Anak, Alergi, dan Lingkungan yang Terlalu Bersih
YOGYAKARTA, PODIUMNEWS.com - Kasus alergi pada anak terus meningkat di Indonesia. Data World Allergy Organization (WAO) mencatat prevalensi alergi secara global mencapai 10 sampai 40 persen dari populasi, sementara Ikatan Dokter Anak Indonesia memperkirakan sekitar 0,5 sampai 7,5 persen anak Indonesia mengalami alergi. Angka nasional terlihat lebih kecil, tetapi tren peningkatan menjadi perhatian karena berdampak pada tumbuh kembang.
Dokter Spesialis Anak Universitas Gadjah Mada, dr Cahya Dewi Satria MKes SpA Subsp AI, menilai kenaikan kasus berkaitan dengan perubahan lingkungan dan gaya hidup modern. Ia menjelaskan bahwa alergi merupakan penyakit bawaan yang dapat diturunkan dari orang tua atau anggota keluarga lain.
“Alergi muncul karena sistem kekebalan tubuh memiliki sensitivitas berlebihan terhadap protein tertentu yang bagi orang lain tidak berbahaya,” jelas Cahya melalui keterangan resmi, Selasa (30/9/2025).
Cahya mengungkapkan bahwa dalam dunia medis terdapat konsep yang dikenal sebagai hygiene hypothesis. Teori ini menjelaskan bahwa anak yang tumbuh di lingkungan terlalu bersih justru lebih rentan terhadap alergi.
“Anak yang sejak kecil hidup di lingkungan dengan paparan mikroorganisme yang beragam cenderung memiliki sistem imun lebih kuat. Sebaliknya, anak yang hidup terlalu steril lebih mudah alergi,” ujarnya.
Ia menambahkan, kebiasaan menggunakan antiseptik secara berlebihan dan jarangnya anak bermain di luar rumah turut berpengaruh terhadap sistem kekebalan. “Hal-hal yang membuat kulit semakin kering, seperti antiseptik, sebaiknya dihindari. Gunakan sabun lembut dan pelembap khusus untuk menjaga kelembaban kulit,” katanya.

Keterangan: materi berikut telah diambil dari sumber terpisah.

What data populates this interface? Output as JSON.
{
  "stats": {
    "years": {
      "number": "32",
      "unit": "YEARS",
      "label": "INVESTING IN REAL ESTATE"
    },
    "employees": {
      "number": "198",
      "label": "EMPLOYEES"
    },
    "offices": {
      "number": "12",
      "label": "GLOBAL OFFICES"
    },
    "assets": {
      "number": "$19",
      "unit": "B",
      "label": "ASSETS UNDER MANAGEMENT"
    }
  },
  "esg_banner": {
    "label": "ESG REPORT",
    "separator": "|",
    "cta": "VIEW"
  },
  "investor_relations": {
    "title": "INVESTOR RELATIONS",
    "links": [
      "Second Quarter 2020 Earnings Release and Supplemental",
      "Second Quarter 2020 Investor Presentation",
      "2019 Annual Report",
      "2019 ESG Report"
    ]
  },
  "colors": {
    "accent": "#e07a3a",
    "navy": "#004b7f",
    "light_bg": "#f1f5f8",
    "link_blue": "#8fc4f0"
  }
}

Cahya juga menjelaskan pola perkembangan alergi pada anak yang dikenal sebagai Allergic March. “Pada usia dini biasanya muncul sebagai eksim atau dermatitis atopik. Saat anak berusia enam bulan hingga dua tahun, alergi makanan menjadi lebih dominan. Ketika anak memasuki usia sekolah, alergi hirupan seperti rinitis alergi mulai sering muncul,” tuturnya.
Ia menekankan pentingnya membedakan gejala alergi dengan infeksi. “Alergi umumnya bersifat berulang dan tidak disertai demam. Untuk memastikannya, perlu dilihat riwayat keluarga dan pola kronis gejala,” ujarnya.

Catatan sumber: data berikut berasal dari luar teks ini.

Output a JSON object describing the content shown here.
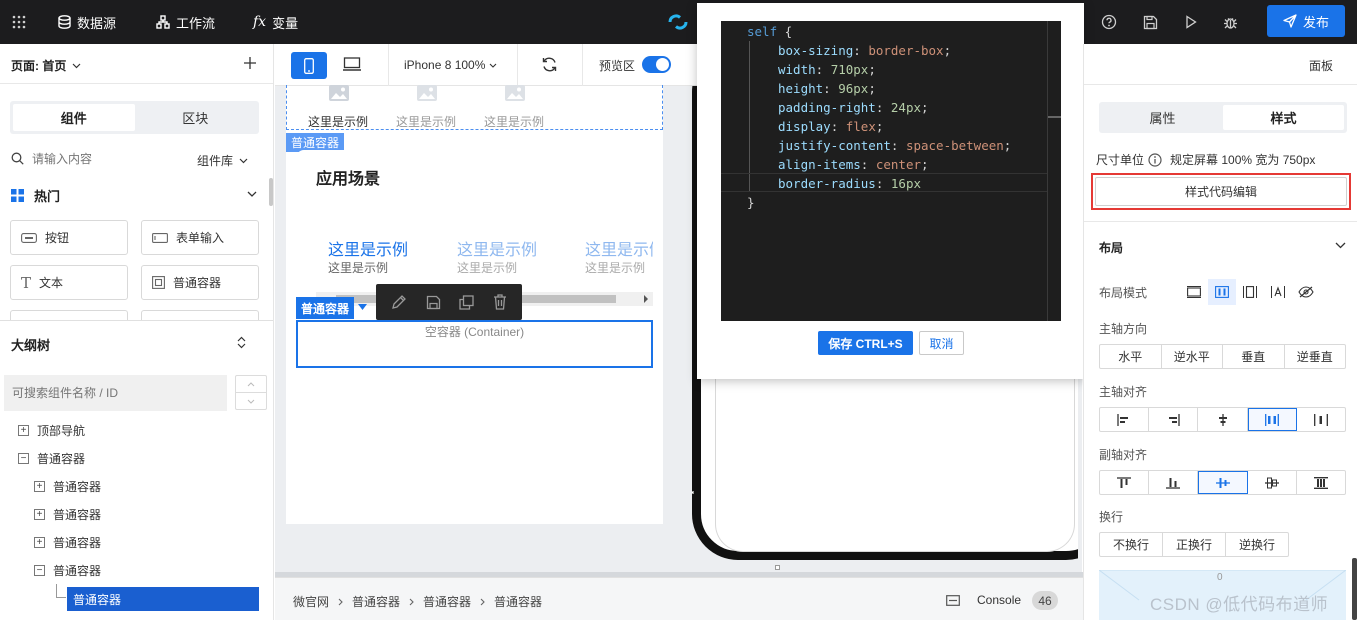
{
  "topbar": {
    "datasource": "数据源",
    "workflow": "工作流",
    "variables": "变量",
    "publish": "发布"
  },
  "left": {
    "page_label": "页面: 首页",
    "tabs": [
      "组件",
      "区块"
    ],
    "search_placeholder": "请输入内容",
    "library_label": "组件库",
    "category": "热门",
    "components": [
      "按钮",
      "表单输入",
      "文本",
      "普通容器"
    ],
    "outline_title": "大纲树",
    "outline_search_placeholder": "可搜索组件名称 / ID",
    "tree": [
      {
        "label": "顶部导航",
        "toggle": "+"
      },
      {
        "label": "普通容器",
        "toggle": "−"
      },
      {
        "label": "普通容器",
        "toggle": "+"
      },
      {
        "label": "普通容器",
        "toggle": "+"
      },
      {
        "label": "普通容器",
        "toggle": "+"
      },
      {
        "label": "普通容器",
        "toggle": "−"
      },
      {
        "label": "普通容器",
        "toggle": ""
      }
    ]
  },
  "canvas": {
    "device": "iPhone 8 100%",
    "preview_label": "预览区",
    "example_text": "这里是示例",
    "container_tag": "普通容器",
    "section_title": "应用场景",
    "card_title": "这里是示例",
    "card_sub": "这里是示例",
    "selected_tag": "普通容器",
    "empty_container": "空容器 (Container)"
  },
  "footer": {
    "breadcrumb": [
      "微官网",
      "普通容器",
      "普通容器",
      "普通容器"
    ],
    "console_label": "Console",
    "console_count": "46"
  },
  "modal": {
    "selector": "self",
    "rules": [
      {
        "prop": "box-sizing",
        "value": "border-box"
      },
      {
        "prop": "width",
        "value": "710px"
      },
      {
        "prop": "height",
        "value": "96px"
      },
      {
        "prop": "padding-right",
        "value": "24px"
      },
      {
        "prop": "display",
        "value": "flex"
      },
      {
        "prop": "justify-content",
        "value": "space-between"
      },
      {
        "prop": "align-items",
        "value": "center"
      },
      {
        "prop": "border-radius",
        "value": "16px"
      }
    ],
    "save_label": "保存 CTRL+S",
    "cancel_label": "取消"
  },
  "right": {
    "panel_label": "面板",
    "tabs": [
      "属性",
      "样式"
    ],
    "unit_label": "尺寸单位",
    "unit_value": "规定屏幕 100% 宽为 750px",
    "code_edit_button": "样式代码编辑",
    "layout_title": "布局",
    "layout_mode_label": "布局模式",
    "main_direction_label": "主轴方向",
    "main_direction_options": [
      "水平",
      "逆水平",
      "垂直",
      "逆垂直"
    ],
    "main_align_label": "主轴对齐",
    "cross_align_label": "副轴对齐",
    "wrap_label": "换行",
    "wrap_options": [
      "不换行",
      "正换行",
      "逆换行"
    ],
    "box_value": "0"
  },
  "watermark": "CSDN @低代码布道师",
  "colors": {
    "accent": "#1a73e8",
    "highlight_box": "#e53935",
    "topbar": "#1c1c1e"
  }
}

Menurutnya, diagnosis yang tepat menjadi kunci agar orang tua tidak salah mengambil langkah. Banyak orang tua, katanya, justru membatasi makanan secara berlebihan tanpa dasar medis. “Padahal diet ketat tanpa pengawasan dokter bisa berisiko pada gizi anak dan menghambat tumbuh kembang,” tegasnya.
Cahya juga menyoroti pentingnya pemberian ASI eksklusif selama enam bulan pertama dan menghindarkan anak dari paparan asap rokok. “Paparan asap rokok sejak masa kehamilan hingga anak besar dapat meningkatkan risiko alergi. Karena itu, anak sebaiknya benar-benar dijauhkan dari paparan asap,” katanya.

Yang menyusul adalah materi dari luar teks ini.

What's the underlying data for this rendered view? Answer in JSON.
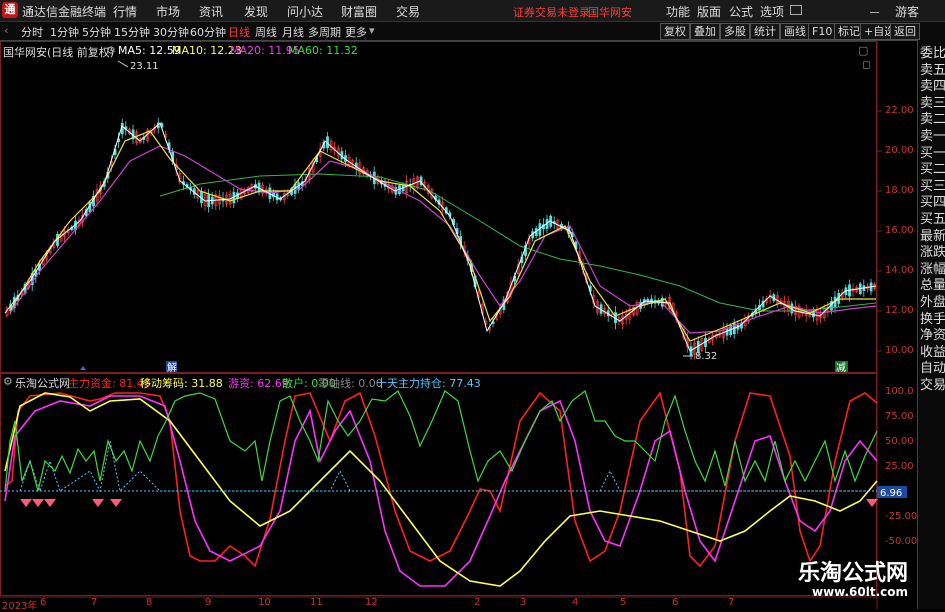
{
  "menubar": {
    "logo": "通",
    "app_title": "通达信金融终端",
    "menus": [
      "行情",
      "市场",
      "资讯",
      "发现",
      "问小达",
      "财富圈",
      "交易"
    ],
    "alert": "证券交易未登录",
    "alert_stock": "国华网安",
    "right_menus": [
      "功能",
      "版面",
      "公式",
      "选项"
    ],
    "guest": "游客"
  },
  "toolbar": {
    "periods": [
      "分时",
      "1分钟",
      "5分钟",
      "15分钟",
      "30分钟",
      "60分钟",
      "日线",
      "周线",
      "月线",
      "多周期",
      "更多"
    ],
    "active_period": "日线",
    "buttons": [
      "复权",
      "叠加",
      "多股",
      "统计",
      "画线",
      "F10",
      "标记",
      "+自选",
      "返回"
    ]
  },
  "main_chart": {
    "stock_title": "国华网安(日线 前复权)",
    "ma5": "MA5: 12.59",
    "ma10": "MA10: 12.23",
    "ma20": "MA20: 11.95",
    "ma60": "MA60: 11.32",
    "high_label": "23.11",
    "low_label": "8.32",
    "y_ticks": [
      "22.00",
      "20.00",
      "18.00",
      "16.00",
      "14.00",
      "12.00",
      "10.00"
    ],
    "jie_tag": "解",
    "jian_tag": "减"
  },
  "indicator": {
    "name": "乐淘公式网",
    "zhuli": "主力资金: 81.49",
    "yidong": "移动筹码: 31.88",
    "youzi": "游资: 62.69",
    "sanhu": "散户: 0.00",
    "zeroaxis": "零轴线: 0.00",
    "shitian": "十天主力持仓: 77.43",
    "y_ticks": [
      "100.0",
      "75.00",
      "50.00",
      "25.00",
      "-25.00",
      "-50.00"
    ],
    "current_value": "6.96"
  },
  "x_axis": [
    "2023年",
    "6",
    "7",
    "8",
    "9",
    "10",
    "11",
    "12",
    "2",
    "3",
    "4",
    "5",
    "6",
    "7"
  ],
  "side_panel": [
    "委比",
    "卖五",
    "卖四",
    "卖三",
    "卖二",
    "卖一",
    "买一",
    "买二",
    "买三",
    "买四",
    "买五",
    "最新",
    "涨跌",
    "涨幅",
    "总量",
    "外盘",
    "换手",
    "净资",
    "收益",
    "自动",
    "交易"
  ],
  "watermark": {
    "text": "乐淘公式网",
    "url": "www.60lt.com"
  },
  "colors": {
    "red": "#ff2020",
    "green": "#3cdc3c",
    "magenta": "#ff30ff",
    "yellow": "#ffff50",
    "white": "#ffffff",
    "cyan": "#50c8ff",
    "axis": "#c83232"
  }
}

Ia menambahkan bahwa formula susu kedelai tidak terbukti efektif untuk mencegah alergi pada anak. “Pencegahan alergi membutuhkan pendekatan komprehensif, bukan spekulasi. Sebaiknya orang tua tidak mendiagnosis sendiri, tetapi berkonsultasi dengan dokter spesialis,” pungkasnya.